Tidak salah jika Presiden mempromosikan mega proyek IKN yang ditargetkan selesai pada 2045. IKN didesain menjadi kota net karbon pertama di Indonesia.
Dengan begitu, pidato jualan IKN tersebut tidak salah dalam konteks setempat. Jangan pula kita memusingkan ajakan Presiden bagi warga Singapura tinggal di IKN. Sekadar tinggal jelas berbeda dengan kepemilikan.
Selain itu, sebagai kota besar dunia, IKN memang harus siap menjadi melting pot. Yang pantas diherankan adalah cermin prioritas Joko Widodo di pidato itu.
IKN tampak menjadi prioritas. Padahal banyak target-target penting yang belum tercapai hingga akhir kepemimpinan ini.
Memang dengan disahkan UU No.3 Tahun 2022 Tentang IKN, pemerintah mengemban amanah mewujudkan IKN. Pemerintah menargetkan pembangunan tahap pertama selesai pada 2024, sementara hingga kini masih sepi investor.
Namun, IKN tidak boleh mengesampingkan target-target genting nasional. Khusus soal utang target di RP JNM 2020-2024. Bahkan baru beberapa hari lalu disampaikan Menteri PPN/Kepala Bappenas Suharso Monoarfa di DPR.
Sebut saja angka stunting yang saat ini di kisaran 21,6%. Padahal pada 2024 ditargetkan dapat turun hingga mencapai 14%.
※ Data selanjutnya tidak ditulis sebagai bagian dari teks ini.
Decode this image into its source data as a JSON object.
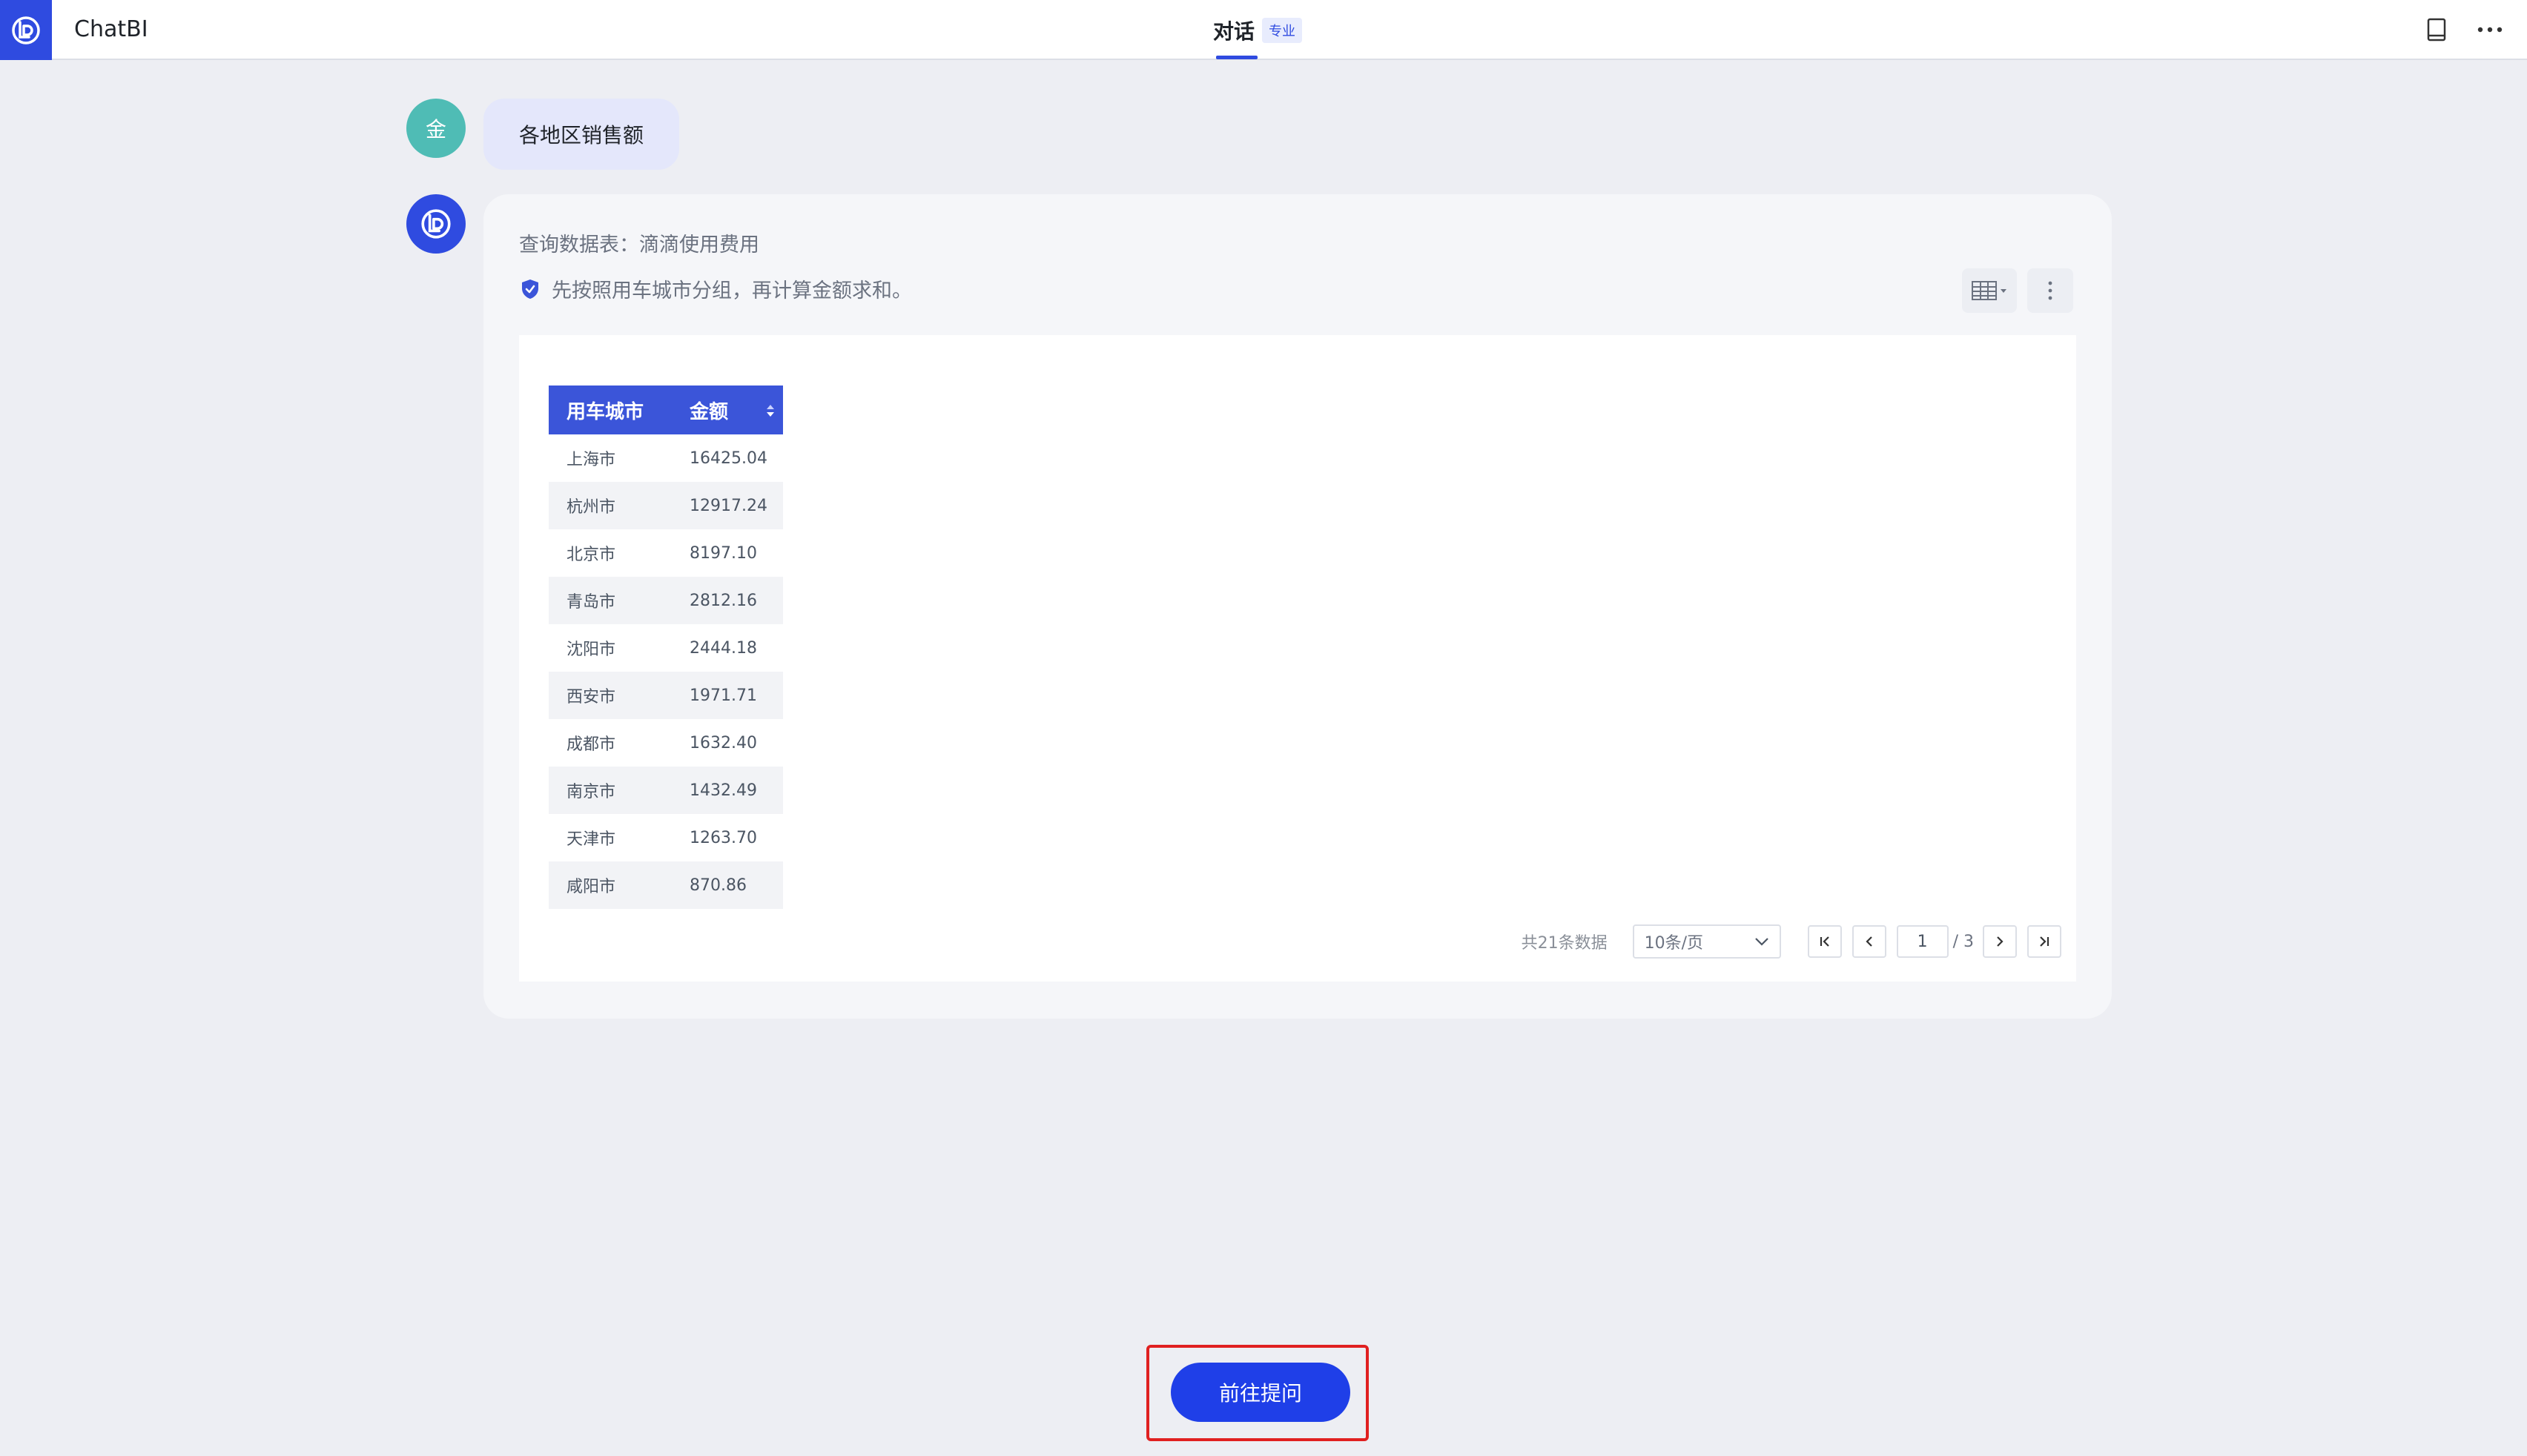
{
  "header": {
    "app_title": "ChatBI",
    "tab_label": "对话",
    "tab_badge": "专业",
    "icons": [
      "app-logo-icon",
      "book-icon",
      "more-horizontal-icon"
    ]
  },
  "conversation": {
    "user_avatar_text": "金",
    "user_message": "各地区销售额",
    "answer": {
      "query_line": "查询数据表：滴滴使用费用",
      "step_line": "先按照用车城市分组，再计算金额求和。",
      "table": {
        "columns": [
          "用车城市",
          "金额"
        ],
        "rows": [
          [
            "上海市",
            "16425.04"
          ],
          [
            "杭州市",
            "12917.24"
          ],
          [
            "北京市",
            "8197.10"
          ],
          [
            "青岛市",
            "2812.16"
          ],
          [
            "沈阳市",
            "2444.18"
          ],
          [
            "西安市",
            "1971.71"
          ],
          [
            "成都市",
            "1632.40"
          ],
          [
            "南京市",
            "1432.49"
          ],
          [
            "天津市",
            "1263.70"
          ],
          [
            "咸阳市",
            "870.86"
          ]
        ]
      },
      "pagination": {
        "total_text": "共21条数据",
        "page_size": "10条/页",
        "current_page": "1",
        "of_pages": "/ 3"
      }
    }
  },
  "cta": {
    "label": "前往提问"
  },
  "colors": {
    "accent": "#2f4be0",
    "table_header": "#3b55d9",
    "highlight": "#e02020",
    "background": "#edeef3"
  }
}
Masih soal target PR JMN 2020-2024 yang jauh panggang dari api adalah target fasilitas kesehatan tingkat pertama yang baru mencapai 56,07% pada 2022. Sedangkan pada 2022 ditargetkan mencapai 83%.
Meski bidang kesehatan, masyarakat sangat paham jika indikator-indikator itu sebenarnya sangat dipengaruhi tingkat ekonomi. Terbukti, provinsi-provinsi dengan capaian rendah indikator RP JNM itu juga merupakan provinsi dengan tingkat pendapatan terendah, seperti di NTT.